RPE atrophy size, lesion activity, and intravitreal injection frequency in eyes with EMAP complicated by MNV. A. A bimodal distribution of MNV development can be observed in relation to RPE atrophy size, with the first peak occurring between 6.1 mm² and 9.0 mm² and the second peak between 21.1 mm² and 24.0 mm². B. Mean lesion activity was highest in the first year (41.7%) and progressively declined over time, ranging from 7.5% to 16.8% in subsequent years. C. Similarly, the average number of intravitreal anti-VEGF injections decreased from 2.7 in the first year to 0.3 to 0.9 per year during years 2 to 4. Error bars in panels (B and C) represent the standard error of the mean.

Fig. 3.

Cumulative incidence and risk factors for MNV development in EMAP. A. The Kaplan–Meier curve demonstrates a steady increase in MNV cases over time, with a cumulative incidence of 6.1% (95% CI: 4.1%–8.0%) at 1 year, rising to 15.2% (95% CI: 11.6%–18.7%) by year 4 (red curve). Excluding left-censored data, cumulative incidence was estimated at 0.9% (95% CI: 0.0–2.7) at 1 year and 4.2% (95% CI: 0.0–8.9) at 4 years (blue curve). The 95% confidence intervals are shaded in gray. B. Forest plots depict HR and 95% confidence intervals from a multivariable mixed-effects Cox regression analysis, identifying significant risk factors for MNV development.

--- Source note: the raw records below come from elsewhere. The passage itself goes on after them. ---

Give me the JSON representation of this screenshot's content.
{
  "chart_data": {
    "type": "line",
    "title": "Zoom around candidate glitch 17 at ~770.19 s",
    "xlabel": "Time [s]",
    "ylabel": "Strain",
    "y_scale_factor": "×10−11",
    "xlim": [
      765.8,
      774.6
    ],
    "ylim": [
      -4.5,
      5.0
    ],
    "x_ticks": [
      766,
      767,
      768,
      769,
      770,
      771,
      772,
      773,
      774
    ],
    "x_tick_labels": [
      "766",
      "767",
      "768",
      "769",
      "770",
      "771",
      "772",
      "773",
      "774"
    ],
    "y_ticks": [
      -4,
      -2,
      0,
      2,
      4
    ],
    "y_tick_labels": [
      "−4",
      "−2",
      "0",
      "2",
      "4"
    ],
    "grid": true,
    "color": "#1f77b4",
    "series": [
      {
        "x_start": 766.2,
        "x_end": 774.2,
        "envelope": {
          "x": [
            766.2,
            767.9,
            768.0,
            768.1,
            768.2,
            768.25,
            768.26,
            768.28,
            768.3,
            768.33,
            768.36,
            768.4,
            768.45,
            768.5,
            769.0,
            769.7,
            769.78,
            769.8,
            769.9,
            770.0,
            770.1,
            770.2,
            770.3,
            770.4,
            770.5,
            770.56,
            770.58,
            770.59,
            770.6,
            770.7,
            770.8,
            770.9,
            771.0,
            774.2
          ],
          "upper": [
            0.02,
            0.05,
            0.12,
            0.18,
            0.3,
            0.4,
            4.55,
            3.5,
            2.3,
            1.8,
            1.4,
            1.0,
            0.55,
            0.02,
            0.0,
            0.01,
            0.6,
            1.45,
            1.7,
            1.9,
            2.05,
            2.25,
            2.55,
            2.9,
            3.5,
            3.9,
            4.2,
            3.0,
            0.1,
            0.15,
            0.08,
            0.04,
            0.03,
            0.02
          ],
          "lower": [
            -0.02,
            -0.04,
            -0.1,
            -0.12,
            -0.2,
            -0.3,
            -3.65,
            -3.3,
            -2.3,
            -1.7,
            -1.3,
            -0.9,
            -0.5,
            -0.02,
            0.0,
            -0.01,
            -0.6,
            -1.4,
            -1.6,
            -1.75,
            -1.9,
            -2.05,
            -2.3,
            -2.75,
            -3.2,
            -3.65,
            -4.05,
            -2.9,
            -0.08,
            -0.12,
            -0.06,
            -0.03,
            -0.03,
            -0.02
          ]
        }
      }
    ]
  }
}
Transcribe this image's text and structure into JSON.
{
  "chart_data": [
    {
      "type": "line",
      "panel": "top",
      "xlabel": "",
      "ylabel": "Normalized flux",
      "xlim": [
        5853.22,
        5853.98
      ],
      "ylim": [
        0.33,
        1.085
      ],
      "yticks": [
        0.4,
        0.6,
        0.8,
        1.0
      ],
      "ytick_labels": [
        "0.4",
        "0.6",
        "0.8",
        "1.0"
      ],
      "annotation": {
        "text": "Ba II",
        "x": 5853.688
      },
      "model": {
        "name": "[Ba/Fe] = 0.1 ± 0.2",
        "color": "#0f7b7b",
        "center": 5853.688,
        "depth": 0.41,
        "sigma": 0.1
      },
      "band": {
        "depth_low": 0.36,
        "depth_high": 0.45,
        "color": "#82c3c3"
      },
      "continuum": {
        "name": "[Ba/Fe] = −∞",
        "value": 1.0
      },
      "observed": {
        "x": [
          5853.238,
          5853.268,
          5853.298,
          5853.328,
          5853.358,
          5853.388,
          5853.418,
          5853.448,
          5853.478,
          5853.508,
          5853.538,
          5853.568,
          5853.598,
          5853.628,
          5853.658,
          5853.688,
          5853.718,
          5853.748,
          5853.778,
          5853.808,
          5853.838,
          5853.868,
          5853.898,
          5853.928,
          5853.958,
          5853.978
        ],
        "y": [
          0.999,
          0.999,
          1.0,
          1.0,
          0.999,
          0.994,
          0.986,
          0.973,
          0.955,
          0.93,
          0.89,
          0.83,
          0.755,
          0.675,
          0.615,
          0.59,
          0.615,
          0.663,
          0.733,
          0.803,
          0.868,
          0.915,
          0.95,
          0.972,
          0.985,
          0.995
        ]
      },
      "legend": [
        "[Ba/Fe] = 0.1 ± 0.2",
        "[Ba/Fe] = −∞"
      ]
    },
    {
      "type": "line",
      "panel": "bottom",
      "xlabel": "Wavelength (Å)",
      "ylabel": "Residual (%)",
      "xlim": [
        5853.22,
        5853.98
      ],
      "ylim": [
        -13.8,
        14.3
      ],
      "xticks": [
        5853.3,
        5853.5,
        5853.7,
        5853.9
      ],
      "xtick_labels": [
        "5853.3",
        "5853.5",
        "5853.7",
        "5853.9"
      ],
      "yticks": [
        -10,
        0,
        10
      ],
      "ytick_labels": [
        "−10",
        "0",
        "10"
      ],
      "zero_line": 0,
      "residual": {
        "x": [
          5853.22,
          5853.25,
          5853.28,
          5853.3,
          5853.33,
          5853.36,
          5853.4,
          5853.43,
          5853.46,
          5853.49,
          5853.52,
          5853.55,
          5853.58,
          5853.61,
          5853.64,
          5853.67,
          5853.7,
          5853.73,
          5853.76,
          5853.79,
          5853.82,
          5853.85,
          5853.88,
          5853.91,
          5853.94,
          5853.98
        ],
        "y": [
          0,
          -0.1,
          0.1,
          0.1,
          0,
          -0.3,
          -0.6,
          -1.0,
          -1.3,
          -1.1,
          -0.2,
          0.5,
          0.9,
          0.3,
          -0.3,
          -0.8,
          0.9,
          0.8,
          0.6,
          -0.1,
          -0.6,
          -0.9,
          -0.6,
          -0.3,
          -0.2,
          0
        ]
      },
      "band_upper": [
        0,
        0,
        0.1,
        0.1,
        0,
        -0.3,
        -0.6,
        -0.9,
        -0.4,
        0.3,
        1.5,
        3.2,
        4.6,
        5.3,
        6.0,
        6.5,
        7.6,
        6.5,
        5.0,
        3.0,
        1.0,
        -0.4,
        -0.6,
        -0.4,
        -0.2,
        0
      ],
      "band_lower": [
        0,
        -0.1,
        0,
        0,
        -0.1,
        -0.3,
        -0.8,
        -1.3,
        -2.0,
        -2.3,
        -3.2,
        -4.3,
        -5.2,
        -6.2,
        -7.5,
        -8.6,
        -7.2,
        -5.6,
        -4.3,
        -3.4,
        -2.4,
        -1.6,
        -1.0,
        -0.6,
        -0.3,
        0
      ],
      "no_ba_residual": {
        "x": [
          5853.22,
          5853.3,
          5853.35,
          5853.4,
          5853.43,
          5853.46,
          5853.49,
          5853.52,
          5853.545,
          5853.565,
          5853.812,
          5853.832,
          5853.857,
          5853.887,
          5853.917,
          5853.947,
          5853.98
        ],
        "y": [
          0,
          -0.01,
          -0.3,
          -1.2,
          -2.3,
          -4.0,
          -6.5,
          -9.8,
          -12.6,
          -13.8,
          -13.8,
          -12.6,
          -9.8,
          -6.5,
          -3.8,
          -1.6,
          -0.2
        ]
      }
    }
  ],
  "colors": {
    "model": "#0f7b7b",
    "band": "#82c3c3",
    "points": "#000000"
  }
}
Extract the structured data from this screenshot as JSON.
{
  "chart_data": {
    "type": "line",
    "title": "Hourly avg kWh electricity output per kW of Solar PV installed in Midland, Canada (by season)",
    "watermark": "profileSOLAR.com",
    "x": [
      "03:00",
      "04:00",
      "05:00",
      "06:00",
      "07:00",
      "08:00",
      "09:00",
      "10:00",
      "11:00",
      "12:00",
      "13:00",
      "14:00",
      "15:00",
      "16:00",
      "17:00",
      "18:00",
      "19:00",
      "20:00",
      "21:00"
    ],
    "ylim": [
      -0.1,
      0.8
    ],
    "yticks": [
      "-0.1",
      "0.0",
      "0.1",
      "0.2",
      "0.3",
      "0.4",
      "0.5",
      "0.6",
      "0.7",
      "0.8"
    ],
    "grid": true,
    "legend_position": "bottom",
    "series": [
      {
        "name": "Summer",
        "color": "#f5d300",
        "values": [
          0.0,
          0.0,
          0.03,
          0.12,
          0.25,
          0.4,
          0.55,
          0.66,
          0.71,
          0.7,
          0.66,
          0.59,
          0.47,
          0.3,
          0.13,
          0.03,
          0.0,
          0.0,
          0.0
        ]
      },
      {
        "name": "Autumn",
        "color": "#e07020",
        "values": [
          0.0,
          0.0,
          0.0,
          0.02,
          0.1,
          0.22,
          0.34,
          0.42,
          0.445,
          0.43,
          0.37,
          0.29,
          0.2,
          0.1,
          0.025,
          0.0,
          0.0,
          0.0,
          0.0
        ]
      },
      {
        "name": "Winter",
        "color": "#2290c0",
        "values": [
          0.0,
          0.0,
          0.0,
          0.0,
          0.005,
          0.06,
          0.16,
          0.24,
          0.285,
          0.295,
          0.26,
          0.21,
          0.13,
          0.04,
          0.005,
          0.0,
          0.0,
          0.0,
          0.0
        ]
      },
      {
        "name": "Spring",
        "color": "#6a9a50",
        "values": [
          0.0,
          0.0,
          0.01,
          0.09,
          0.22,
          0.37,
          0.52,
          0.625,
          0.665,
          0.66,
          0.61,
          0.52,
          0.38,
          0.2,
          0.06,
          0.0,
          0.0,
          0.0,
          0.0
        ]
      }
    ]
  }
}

Notably, greater central subfield thickness (CST; P < 0.001), smaller RPE atrophy size (P = 0.001), fellow eye involvement (P = 0.01), and younger age (P < 0.001) were all significantly associated with an increased risk of MNV. CI, confidence interval.

Fig. 4.

Estimated changes in RPE atrophy size and BCVA between eyes with and without MNV over time. A. After adjusting for age and baseline areas, eyes with MNV demonstrated a significantly higher rate of RPE atrophy progression compared with eyes without MNV (3.42 vs. 2.76 mm²/year, P = 0.02). B. After adjusting for age and baseline BCVA, no difference in the rate of BCVA decline was observed between eyes with and without MNV (−3.9 vs. −4.1 ETDRS letters/year, P = 0.69). C. This panel illustrates the predicted trend of BCVA changes around the onset of MNV, showing a marked decline in BCVA followed by visual improvement after anti-VEGF treatment.

Fig. 5.

Longitudinal measurement of RPE atrophy in an eye with EMAP, complicated by MNV, from 12 months before its onset (A–C) to the final follow-up (P–R). The first row shows near-infrared images used to improve the delineation of RPE atrophy. The second row illustrates the progression of atrophy over time, as captured by SW-AF. The third row depicts the measured RPE atrophy area using the expert modus of the RegionFinder software (version 2.6.4; Heidelberg Engineering GmbH), with atrophic areas highlighted in yellow and constraints marked in red. SW-AF, short-wavelength autofluorescence.